Monday, 10 August 2009

A Wonderful Lady - Chaper 6 On the Move and School Days


Due to the failure of the shop we moved into rented accommodation. First we went to live in Liverpool Rd, as we needed more room. I think Auntie Flo Aust, who was a teacher and married to Uncle Albert Deeks , was living with us. I think we were only there about three weeks. The place was infested with bugs; my poor mother was quite distracted and quite ill. We gave notice given despite the agent pleading with us to stay; he said he would have the place fumigated etc because he knew our rent was always reliably paid. There was a lot of poverty around and landlords were keen to get good tenants. The place should have been overhauled before we went in. My parents were adamant and so we moved to Beckton Road where we had an upstairs flat and a family called Ribbans had the downstairs. Charlie was the eldest of the Ribbans family and then Mrs Ribbans had twins Elsie and Harry. The District Nurse used to come each day to help and used to bath one of the twins. One day she said "Now which twin did I do yesterday?" My mother who used to go in and help as well, said "It doesn't matter which you do today as when you've gone I do the other one anyway!" I remember on one corner of Beckton Road there was a sweet shop and on another a small draper's shop owned by the two little Miss Worms who were like two little mice. On another corner there was a greengrocer named Revell. Doris Revell was in my class at Beckton Road school where the headmistress was Mrs Franks. On the fourth corner was Bedwell's the grocer.

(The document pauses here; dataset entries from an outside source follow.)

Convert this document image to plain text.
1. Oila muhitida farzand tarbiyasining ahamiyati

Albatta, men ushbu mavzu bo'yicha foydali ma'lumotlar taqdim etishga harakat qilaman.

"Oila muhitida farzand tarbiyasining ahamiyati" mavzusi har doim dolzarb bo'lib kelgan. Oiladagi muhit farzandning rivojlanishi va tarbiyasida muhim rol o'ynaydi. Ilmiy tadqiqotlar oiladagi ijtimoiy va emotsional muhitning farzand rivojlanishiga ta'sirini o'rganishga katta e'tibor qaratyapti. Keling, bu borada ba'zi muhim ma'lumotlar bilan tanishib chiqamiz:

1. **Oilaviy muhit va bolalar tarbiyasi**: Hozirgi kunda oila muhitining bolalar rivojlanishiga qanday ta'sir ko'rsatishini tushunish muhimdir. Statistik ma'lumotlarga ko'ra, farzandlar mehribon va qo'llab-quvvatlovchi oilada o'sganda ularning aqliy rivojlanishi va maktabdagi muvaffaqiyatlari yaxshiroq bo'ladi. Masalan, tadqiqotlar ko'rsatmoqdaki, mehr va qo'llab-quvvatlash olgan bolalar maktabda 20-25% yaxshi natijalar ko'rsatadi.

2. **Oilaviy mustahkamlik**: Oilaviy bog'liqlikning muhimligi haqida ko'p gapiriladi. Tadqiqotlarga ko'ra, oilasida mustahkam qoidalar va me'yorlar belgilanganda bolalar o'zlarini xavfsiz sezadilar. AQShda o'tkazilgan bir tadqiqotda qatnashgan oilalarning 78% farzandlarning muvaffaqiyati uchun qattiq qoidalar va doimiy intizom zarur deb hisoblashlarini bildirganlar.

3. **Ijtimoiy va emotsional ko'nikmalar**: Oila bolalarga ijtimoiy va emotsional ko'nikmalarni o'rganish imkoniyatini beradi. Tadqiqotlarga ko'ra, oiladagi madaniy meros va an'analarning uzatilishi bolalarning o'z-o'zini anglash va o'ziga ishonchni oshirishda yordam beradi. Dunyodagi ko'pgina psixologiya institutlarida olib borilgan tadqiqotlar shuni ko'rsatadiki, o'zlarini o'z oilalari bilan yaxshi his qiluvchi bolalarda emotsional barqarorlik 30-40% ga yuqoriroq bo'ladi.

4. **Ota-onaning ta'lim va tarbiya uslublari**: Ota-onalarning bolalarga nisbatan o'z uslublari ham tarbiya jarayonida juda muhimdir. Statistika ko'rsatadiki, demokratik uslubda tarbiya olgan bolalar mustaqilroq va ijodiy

At school my first teachers were Miss Hooper and Mrs Tindale. There was a picture on the classroom wall of a cat about to jump on a mouse. We also had Miss Elson and a Miss Callow who was very nice and played the piano. She fascinated me as she always played a different march when we went to our classes and never used any music, but she left to get married, a clergyman I think. In the classroom the desks and chairs were in rows, which were higher at the back than at the front ( as in the picture of a similar Edwardian classroom above) and the pupils were placed in order of ability with the brightest at the back and the dimmest at the front. I was in the back row with my friend Edna, but it was very soon obvious my sight was not good enough to see the blackboard and so I had to sit at the front for a time until I got glasses. I didn't like sitting at the front as I was entitled to a back row seat because I was at the top of the class each month when we had our monthly test. One time I remember we had a question I knew the answer to and I thought my friend Edna might not know; while the teacher wasn't looking, I crawled up the steps on my hands and knees to tell her the answer. I came down step by step on my bottom and when I turned to get back in my seat the teacher was behind me watching! However she was smiling so that was alright!
I had to have glasses when I was about six years old. My mother took me to an eye clinic where I was fixed up with steel rimmed glasses. In hot weather rusty perspiration ran down my nose! Later I had gold rimmed ones. After a while, Mum took Floss to have her eyes tested. She was kitted up with the heavy eye testing frame and, as the optician slipped in the different lenses, she asked Floss, "Do you like that?" Over and over again Floss replied "No". The poor woman was flummoxed and eventually said, "Well, I can't make head or tail of her. You'd better bring her back when she is a bit older." Mum was puzzled and asked Floss, "Could you really not see through any of the lenses the lady put on you?" to which Floss replied "Yes, I could but I didn't want a pair like that; I wanted a pair like Eve's!"
Parents dreaded the "school board man", Mr Davis, coming round if their children were absent from school. I was away from school at one time as Mum suspected I had mumps. Mr Davis called and said that I must go to school. So I went and Mrs Franks, the headmistress, sent me home again and said she would deal with the school board man. I think he was a bit of a bully and the mums were scared of him. Opposite us in Trinity Street lived a music teacher, a Miss Letterill. When I was about 11 the Letterills moved away and, not long afterwards, I answered our front door and there stood four youngsters surnamed Oliver. Knowing I could play the piano, they said without any hesitation and in unison, "Our Mum says will you learn us music?" They must have heard me practising several hours a day. I took them on and soon I had six pupils; four Olivers, Alex Goult and a Miss Freeman. I got three shillings a week for three hours teaching, which was lot of many to an 11 year old.